从MLP到KAN-小萌小筑

KAN文档

MLP

初次学习MLP(Multilayer Perceptron)时，简直是对高等数学的复习。勉强攻克却又发觉，一切看似合理的设计，却又不时感受到随意和事后诸葛。对不合理的解释与似乎合理的说明纠缠在一起，形成了如今的赛博炼丹，尽管如今深度学习力压传统机器学习一头，但我仍然能感受到当时传统派对维新派的鄙夷（忆！悟！），毕竟这样似乎能无限完善的MLP是整个深度学习的基石。

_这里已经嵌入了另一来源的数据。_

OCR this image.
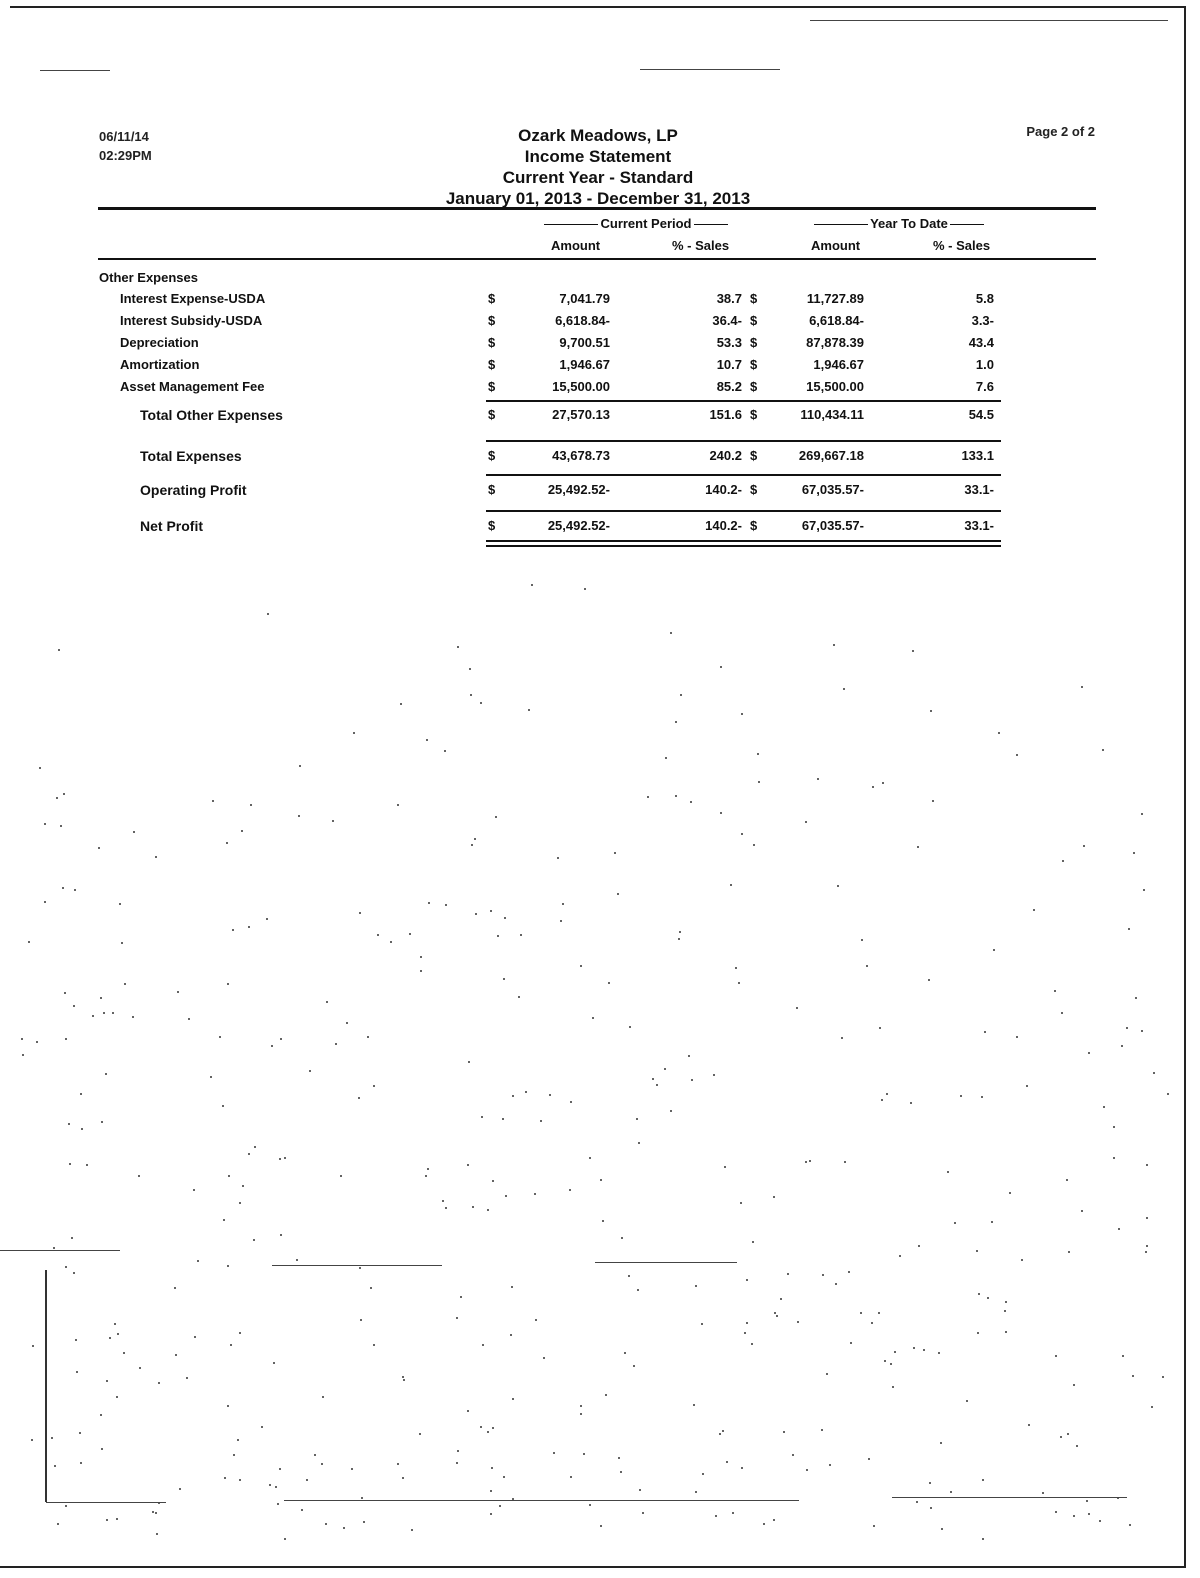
06/11/14
02:29PM
Page 2 of 2
Ozark Meadows, LP
Income Statement
Current Year - Standard
January 01, 2013 - December 31, 2013
Current Period	Year To Date
Amount	% - Sales	Amount	% - Sales
Other Expenses
Interest Expense-USDA	$	7,041.79	38.7 $	11,727.89	5.8
Interest Subsidy-USDA	$	6,618.84-	36.4- $	6,618.84-	3.3-
Depreciation	$	9,700.51	53.3 $	87,878.39	43.4
Amortization	$	1,946.67	10.7 $	1,946.67	1.0
Asset Management Fee	$	15,500.00	85.2 $	15,500.00	7.6
Total Other Expenses	$	27,570.13	151.6 $	110,434.11	54.5
Total Expenses	$	43,678.73	240.2 $	269,667.18	133.1
Operating Profit	$	25,492.52-	140.2- $	67,035.57-	33.1-
Net Profit	$	25,492.52-	140.2- $	67,035.57-	33.1-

最初符号主义人工智能思想占据主导地位，但不得不说这是一个伟大且具有挑战性的想法，因为我认为它更加理性。符号主义AI曾强调句法和语义的区分，但未能奏效。而今天的大语言模型在思想方面明显不同，却解决了这一向题，它门无需区分句法和语义，只需考虑文本，通过建立词汇与所有可能用法的概率联系，使用简单算法预测下一个最有可能的单词。而实现这一切仅仅是因为人类有了数据，有一个数亿或数万亿参数的大模型，
基于上下文的统计模型实际上并不理解文本，因此它们容易产生无意义的结果，而符号主义AI依赖于语义，这是一个明显的区别。
——图灵奖得主Joseph Sifakis

KAN初窥

KAN( Kolmogorov-Arnold Networks)其最大意义就是作为 MLP 最具潜力的替代品，提出了全新的架构思路。KAN 受到 Kolmogorov-Arnold 表示定理的启发，在以下几个方面展现了显著的优势：

增强的准确性与效率：与传统 MLP相比，KAN 能够使用更少的参数达到相同或更好的准确度，尤其是在数据拟合和偏微分方程求解等任务中。这意味着在处理复杂科学和数学问题时，KAN 可能提供更高效的解决方案。
可学习的激活函数：KAN 的一个核心创新点是将可学习的激活函数置于边（权重）上，而非节点（如 MLP）。这不仅允许模型学习到更复杂的函数关系，还使得每个权重参数由一个参数化的样条函数代替，从而提高了模型的表达能力。
增强的可解释性：KAN 的结构可以直观地被可视化，并且容易与人类用户交互，这有助于科学家们理解模型内部的工作原理，甚至直接参与到模型的优化和“发现”过程中。通过手动调整和简化 KAN，科学家们能够引导模型发现或验证数学与物理定律，促进 AI 与科学家之间的合作。
适应性和灵活性：利用样条基函数的内在局部性，KAN 支持适应性设计和训练，比如引入多级训练策略，提高模型的准确性和训练效率。这种适应性使得 KAN 能更好地匹配不同任务的需求。
自动发现高效结构：实验结果显示，自动发现的 KAN 结构通常比人为构建的更为紧凑，表明 Kolmogorov-Arnold 表示可能在某些情况下能以比预期更高效的方式压缩和表示信息，尽管这也可能给模型的直接可解释性带来挑战

粗读

Kolmogorov-Arnold定理

如果 f 是定义在有界域上的多变量连续函数，那么 f 可以被写成单变量连续函数的有限组合以及加法的二元运算。更具体地说，对于光滑函数

f(X)=f(x_1,...,x_n)=\sum_{q=1}^{2n+1}\Phi_q(\sum_{p=1}^n\phi_{q,p}(x_p))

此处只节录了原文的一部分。